However, IVCM demonstrates nerve alterations, such as significant reduction of nerve density and abnormal morphology of nerves.

IVCM may also provide additional information at the limbus in patients with limbal stem cell deficiency, and may serve as an adjunct noninvasive diagnostic tool in the future.

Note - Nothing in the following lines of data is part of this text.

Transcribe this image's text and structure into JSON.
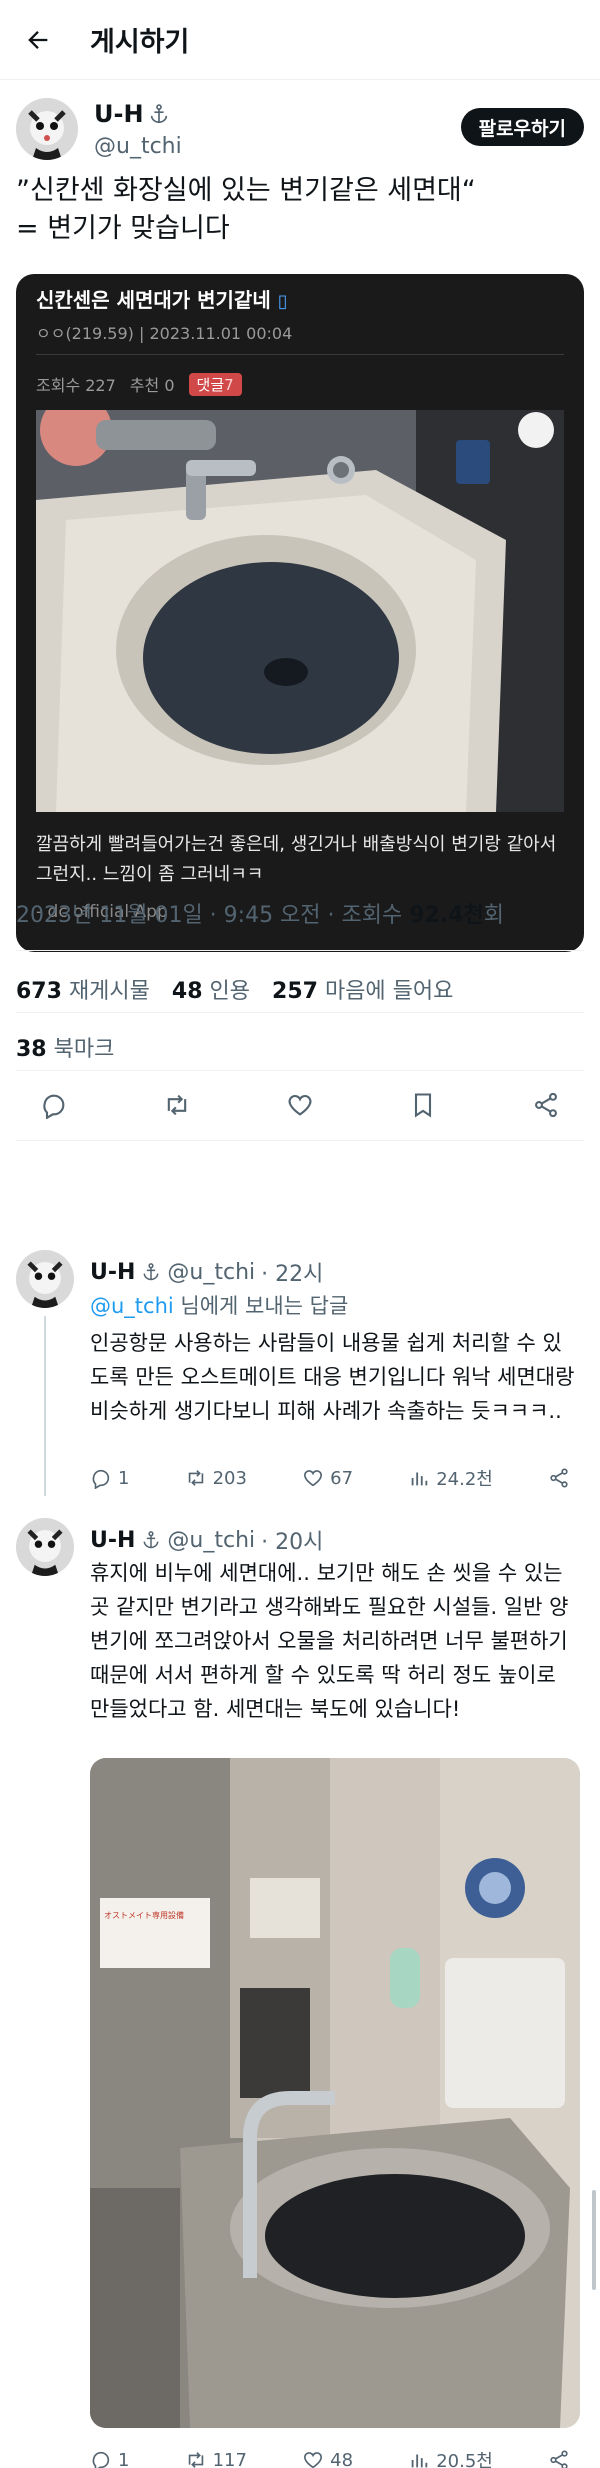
{
  "header": {
    "title": "게시하기"
  },
  "tweet": {
    "author_name": "U-H",
    "author_handle": "@u_tchi",
    "follow_label": "팔로우하기",
    "text": "”신칸센 화장실에 있는 변기같은 세면대“\n= 변기가 맞습니다",
    "timestamp": "2023년 11월 01일 · 9:45 오전 · 조회수 ",
    "views": "92.4천",
    "views_suffix": "회",
    "retweets": "673",
    "retweets_label": "재게시물",
    "quotes": "48",
    "quotes_label": "인용",
    "likes": "257",
    "likes_label": "마음에 들어요",
    "bookmarks": "38",
    "bookmarks_label": "북마크"
  },
  "embed": {
    "title": "신칸센은 세면대가 변기같네",
    "meta": "ㅇㅇ(219.59)  |  2023.11.01 00:04",
    "views": "조회수 227",
    "recommend": "추천 0",
    "replies_label": "댓글",
    "replies_count": "7",
    "caption": "깔끔하게 빨려들어가는건 좋은데, 생긴거나 배출방식이 변기랑 같아서 그런지.. 느낌이 좀 그러네ㅋㅋ",
    "source": "- dc official App"
  },
  "replies": [
    {
      "name": "U-H",
      "handle": "@u_tchi",
      "time": "· 22시",
      "reply_to_mention": "@u_tchi",
      "reply_to_suffix": " 님에게 보내는 답글",
      "text": "인공항문 사용하는 사람들이 내용물 쉽게 처리할 수 있도록 만든 오스트메이트 대응 변기입니다 워낙 세면대랑 비슷하게 생기다보니 피해 사례가 속출하는 듯ㅋㅋㅋ..",
      "replies": "1",
      "retweets": "203",
      "likes": "67",
      "views": "24.2천"
    },
    {
      "name": "U-H",
      "handle": "@u_tchi",
      "time": "· 20시",
      "text": "휴지에 비누에 세면대에.. 보기만 해도 손 씻을 수 있는 곳 같지만 변기라고 생각해봐도 필요한 시설들. 일반 양변기에 쪼그려앉아서 오물을 처리하려면 너무 불편하기 때문에 서서 편하게 할 수 있도록 딱 허리 정도 높이로 만들었다고 함. 세면대는 북도에 있습니다!",
      "sign_text": "オストメイト専用設備",
      "replies": "1",
      "retweets": "117",
      "likes": "48",
      "views": "20.5천"
    }
  ]
}
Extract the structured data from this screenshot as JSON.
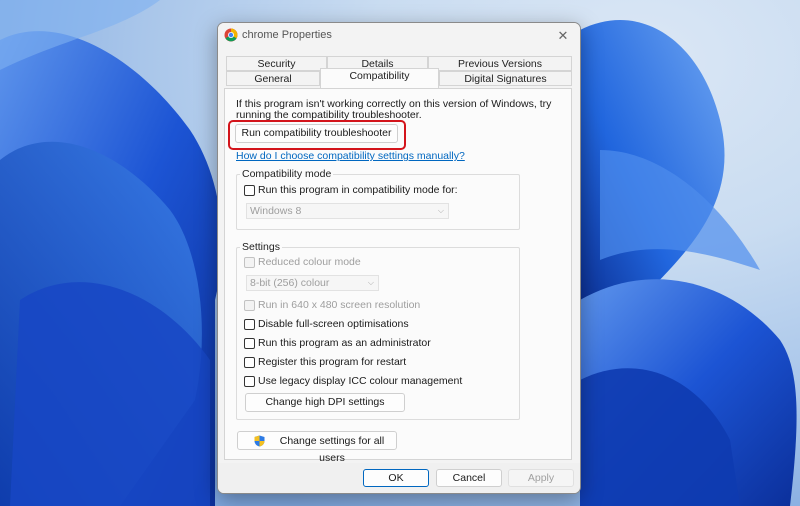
{
  "window": {
    "title": "chrome Properties",
    "close_glyph": "✕",
    "app_icon": "chrome-icon"
  },
  "tabs": {
    "row1": [
      {
        "label": "Security"
      },
      {
        "label": "Details"
      },
      {
        "label": "Previous Versions"
      }
    ],
    "row2": [
      {
        "label": "General"
      },
      {
        "label": "Compatibility",
        "active": true
      },
      {
        "label": "Digital Signatures"
      }
    ]
  },
  "compat": {
    "intro_line1": "If this program isn't working correctly on this version of Windows, try",
    "intro_line2": "running the compatibility troubleshooter.",
    "troubleshooter_button": "Run compatibility troubleshooter",
    "manual_link": "How do I choose compatibility settings manually?"
  },
  "mode_group": {
    "label": "Compatibility mode",
    "checkbox_label": "Run this program in compatibility mode for:",
    "checked": false,
    "select_value": "Windows 8"
  },
  "settings_group": {
    "label": "Settings",
    "reduced_colour": "Reduced colour mode",
    "colour_select": "8-bit (256) colour",
    "run_640": "Run in 640 x 480 screen resolution",
    "disable_fullscreen": "Disable full-screen optimisations",
    "run_admin": "Run this program as an administrator",
    "register_restart": "Register this program for restart",
    "legacy_icc": "Use legacy display ICC colour management",
    "dpi_button": "Change high DPI settings"
  },
  "all_users_button": "Change settings for all users",
  "footer": {
    "ok": "OK",
    "cancel": "Cancel",
    "apply": "Apply"
  },
  "colors": {
    "accent": "#0067c0",
    "highlight": "#d3141b",
    "wallpaper_blue": "#1f5fd6"
  }
}
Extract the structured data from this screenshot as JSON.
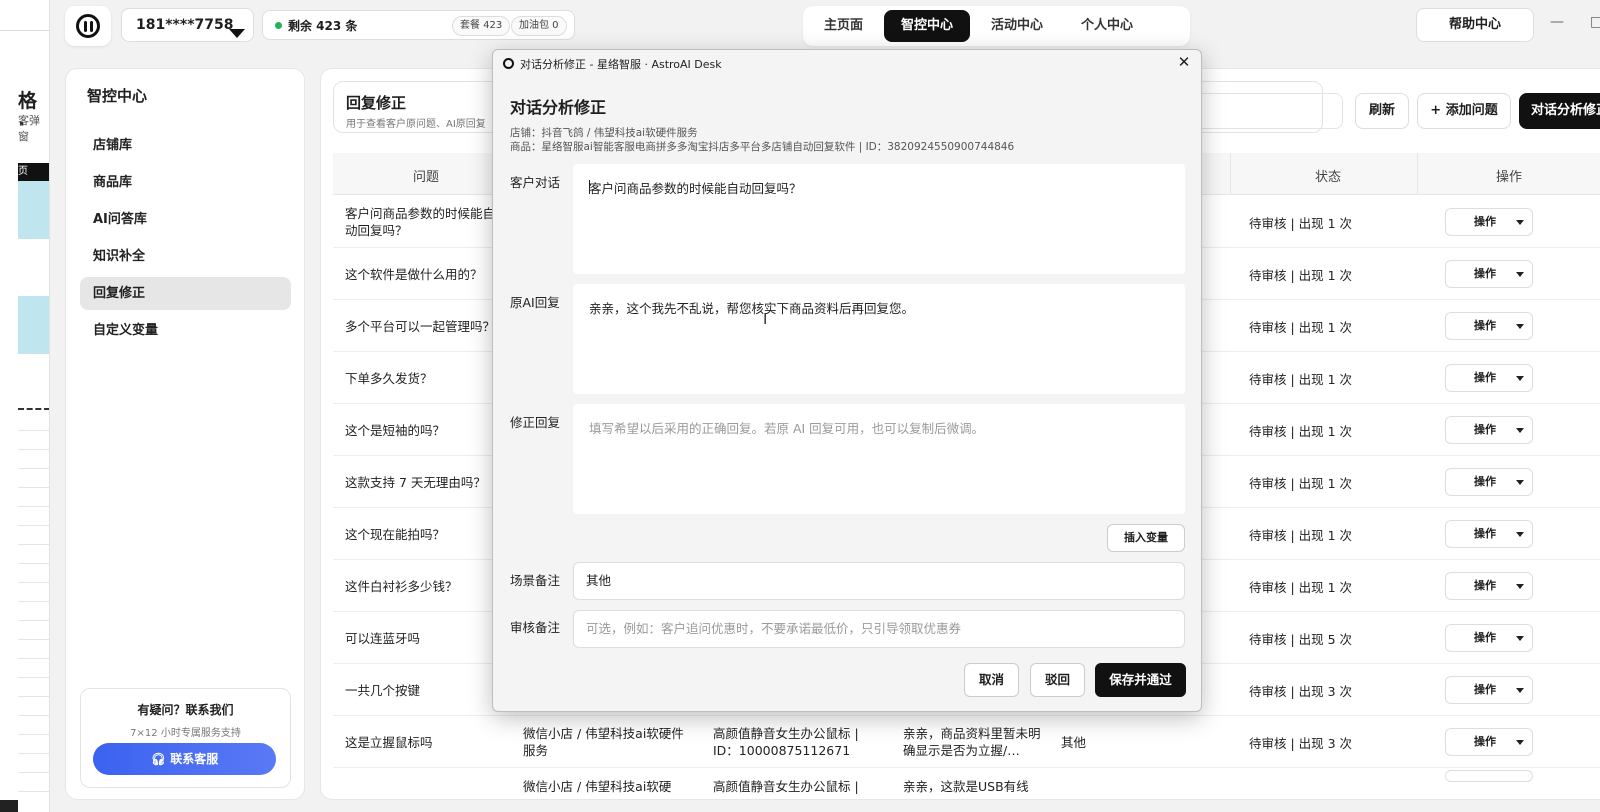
{
  "bg_left": {
    "title": "格 ·",
    "subtitle": "客弹窗",
    "header_cell": "页"
  },
  "topbar": {
    "account": "181****7758",
    "quota_main": "剩余 423 条",
    "quota_chip1": "套餐 423",
    "quota_chip2": "加油包 0",
    "nav": [
      {
        "label": "主页面"
      },
      {
        "label": "智控中心"
      },
      {
        "label": "活动中心"
      },
      {
        "label": "个人中心"
      }
    ],
    "help": "帮助中心",
    "minimize": "—",
    "maximize": "□"
  },
  "sidebar": {
    "title": "智控中心",
    "items": [
      {
        "label": "店铺库"
      },
      {
        "label": "商品库"
      },
      {
        "label": "AI问答库"
      },
      {
        "label": "知识补全"
      },
      {
        "label": "回复修正"
      },
      {
        "label": "自定义变量"
      }
    ],
    "support_title": "有疑问？联系我们",
    "support_sub": "7×12 小时专属服务支持",
    "support_btn": "联系客服"
  },
  "main": {
    "section_title": "回复修正",
    "section_desc": "用于查看客户原问题、AI原回复",
    "refresh": "刷新",
    "add": "+ 添加问题",
    "analyze": "对话分析修正",
    "headers": {
      "question": "问题",
      "status": "状态",
      "action": "操作"
    },
    "rows": [
      {
        "question": "客户问商品参数的时候能自动回复吗？",
        "status": "待审核 | 出现 1 次",
        "op": "操作"
      },
      {
        "question": "这个软件是做什么用的？",
        "status": "待审核 | 出现 1 次",
        "op": "操作"
      },
      {
        "question": "多个平台可以一起管理吗？",
        "status": "待审核 | 出现 1 次",
        "op": "操作"
      },
      {
        "question": "下单多久发货？",
        "status": "待审核 | 出现 1 次",
        "op": "操作"
      },
      {
        "question": "这个是短袖的吗？",
        "status": "待审核 | 出现 1 次",
        "op": "操作"
      },
      {
        "question": "这款支持 7 天无理由吗？",
        "status": "待审核 | 出现 1 次",
        "op": "操作"
      },
      {
        "question": "这个现在能拍吗？",
        "status": "待审核 | 出现 1 次",
        "op": "操作"
      },
      {
        "question": "这件白衬衫多少钱？",
        "status": "待审核 | 出现 1 次",
        "op": "操作"
      },
      {
        "question": "可以连蓝牙吗",
        "status": "待审核 | 出现 5 次",
        "op": "操作"
      },
      {
        "question": "一共几个按键",
        "status": "待审核 | 出现 3 次",
        "op": "操作"
      },
      {
        "question": "这是立握鼠标吗",
        "shop": "微信小店 / 伟望科技ai软硬件服务",
        "product": "高颜值静音女生办公鼠标 | ID：10000875112671",
        "reply": "亲亲，商品资料里暂未明确显示是否为立握/…",
        "scene": "其他",
        "status": "待审核 | 出现 3 次",
        "op": "操作"
      },
      {
        "question": "",
        "shop": "微信小店 / 伟望科技ai软硬",
        "product": "高颜值静音女生办公鼠标 |",
        "reply": "亲亲，这款是USB有线",
        "status": "",
        "op": ""
      }
    ]
  },
  "dialog": {
    "window_title": "对话分析修正 - 星络智服 · AstroAI Desk",
    "heading": "对话分析修正",
    "shop_line": "店铺：抖音飞鸽 / 伟望科技ai软硬件服务",
    "product_line": "商品：星络智服ai智能客服电商拼多多淘宝抖店多平台多店铺自动回复软件 | ID：3820924550900744846",
    "customer_label": "客户对话",
    "customer_text": "客户问商品参数的时候能自动回复吗？",
    "original_label": "原AI回复",
    "original_text": "亲亲，这个我先不乱说，帮您核实下商品资料后再回复您。",
    "fix_label": "修正回复",
    "fix_placeholder": "填写希望以后采用的正确回复。若原 AI 回复可用，也可以复制后微调。",
    "insert_var": "插入变量",
    "scene_label": "场景备注",
    "scene_value": "其他",
    "review_label": "审核备注",
    "review_placeholder": "可选，例如：客户追问优惠时，不要承诺最低价，只引导领取优惠券",
    "cancel": "取消",
    "reject": "驳回",
    "save": "保存并通过"
  }
}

In conclusion, IVCM is an emerging clinical tool for the study of ocular structures at the cellular level. It has enormous potential to be used in a large number of physiological and pathological ocular conditions and its utility is currently moving from research into the clinic.

 

 

Ernest W. Kornmehl, MD, editor of the “Anterior Segment Techniques” column and associate medical editor on Ophthalmology Times’ Editorial Advisory board, reviewed this article. He is medical director, Kornmehl Laser Eye Associates, Boston; clinical instructor at Harvard Medical School, and associate clinical professor in ophthalmology, Tufts School of Medicine.

Pedram Hamrah, MD, is affiliated with the Ocular Surface Imaging Center, Cornea and Refractive Surgery Service, Massachusetts Eye and Ear Infirmary, Department of Ophthalmology, Harvard Medical School, Boston.

Ahmad Kheirkhah, MD, is affiliated with the Ocular Surface Imaging Center, Massachusetts Eye and Ear Infirmary, Department of Ophthalmology, Harvard Medical School, Boston.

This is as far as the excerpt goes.